Was going to watch Bolt. Fucked a stranger instead. Details later.
So you didn't like Bolt?
I don't know what's more pathetic, the fact that you dated him or the fact that it took a Taylor Swift song for you to break up with him.
I'm also annoyed at my horoscope for not warning me of my perils
your mom just called me and asked me why i'm not in jail with you right now.
I HAVE A PIGEON IN MY JACKET.
Trick or treaters just rang our doorbell
Give them the moldy beer cans, we need to get rid of those
Everybody in the immediate area is hooking up like it's doomsday
WHY AM I NOT THERE?
stef broke her leg trying to vault over the coffee table. these olympics drinking games are going to fucking kill us
Just woke up in his bed wearing only his shoes. I don't know how to gently say hey dude get the fuck up and take me home....regardless these are some nice shoes.
I was kind of torn between "Wow, this is awkward," and "Wow, my therapist is hung."
My walk of shame wasn't complete until I projectile vomited clutching my truck bumper while he just smiled with that look of regret.
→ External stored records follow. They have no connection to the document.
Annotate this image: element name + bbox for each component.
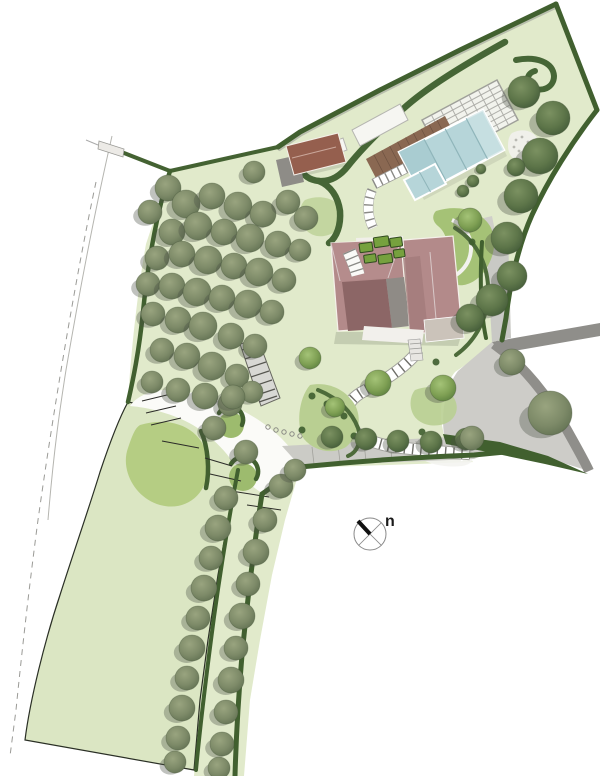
compass-needle (358, 521, 370, 534)
tree-canopy (138, 200, 162, 224)
tree-canopy (289, 239, 311, 261)
tree-canopy (169, 695, 195, 721)
tree-canopy (141, 371, 163, 393)
site-plan: n (0, 0, 600, 776)
tree-canopy (218, 667, 244, 693)
tree-canopy (179, 635, 205, 661)
tree-canopy (224, 636, 248, 660)
tree-canopy (234, 440, 258, 464)
tree-canopy (189, 312, 217, 340)
tree-canopy (365, 370, 391, 396)
north-compass: n (354, 513, 395, 550)
planter-box (364, 254, 377, 264)
tree-canopy (457, 185, 469, 197)
tree-canopy (221, 385, 245, 409)
planter-box (359, 242, 373, 253)
tree-canopy (499, 349, 525, 375)
tree-canopy (420, 431, 442, 453)
tree-canopy (214, 486, 238, 510)
tree-canopy (299, 347, 321, 369)
tree-canopy (294, 206, 318, 230)
wall-tail (86, 140, 98, 145)
tree-canopy (272, 268, 296, 292)
tree-canopy (497, 261, 527, 291)
tree-canopy (507, 158, 525, 176)
tree-canopy (476, 164, 486, 174)
courtyard-steps (349, 251, 358, 275)
tree-canopy (175, 666, 199, 690)
tree-canopy (458, 208, 482, 232)
planter-box (373, 236, 389, 248)
tree-canopy (236, 572, 260, 596)
tree-canopy (186, 606, 210, 630)
tree-canopy (210, 732, 234, 756)
tree-canopy (387, 430, 409, 452)
tree-canopy (536, 101, 570, 135)
tree-canopy (467, 175, 479, 187)
tree-canopy (202, 416, 226, 440)
tree-canopy (504, 179, 538, 213)
tree-canopy (260, 300, 284, 324)
tree-canopy (199, 546, 223, 570)
tree-canopy (214, 700, 238, 724)
tree-canopy (243, 161, 265, 183)
tree-canopy (528, 391, 572, 435)
tree-canopy (284, 459, 306, 481)
planter-box (393, 249, 405, 258)
tree-canopy (243, 539, 269, 565)
tree-canopy (166, 726, 190, 750)
tree-canopy (430, 375, 456, 401)
entry-stair (408, 339, 423, 361)
tree-canopy (208, 757, 230, 776)
planter-box (378, 253, 393, 264)
tree-canopy (355, 428, 377, 450)
wall-cap (98, 141, 124, 157)
tree-canopy (456, 304, 484, 332)
tree-canopy (236, 224, 264, 252)
tree-canopy (491, 222, 523, 254)
tree-canopy (508, 76, 540, 108)
tree-canopy (205, 515, 231, 541)
tree-canopy (325, 397, 345, 417)
planter-box (390, 237, 403, 248)
tree-canopy (321, 426, 343, 448)
tree-canopy (229, 603, 255, 629)
main-house (331, 234, 464, 361)
tree-canopy (522, 138, 558, 174)
tree-canopy (253, 508, 277, 532)
contour-solid (48, 136, 112, 520)
compass-label: n (385, 513, 395, 530)
tree-canopy (191, 575, 217, 601)
tree-canopy (243, 334, 267, 358)
tree-canopy (460, 426, 484, 450)
site-plan-svg: n (0, 0, 600, 776)
curved-garden-steps (368, 190, 373, 228)
tree-canopy (164, 751, 186, 773)
left-wing-dark-slope (342, 279, 392, 331)
tree-canopy (166, 378, 190, 402)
My liver is fucking rocky. Get knocked down 7 times and gets up 8. World champ
The next time we go out, we're bringing a jar so that people can contribute to the rest of what I need to come up with for my breast implants... We'll show them yours for inspiration and persuasion.
the only things my left hand does: catch/hold things and masturbation.
She has a girlfriend too.. we decided that two cheats equal eachother out to zero. with our flawed grasp on algebra and the bottle of jack we were passing back and forth the logic seemed airtight.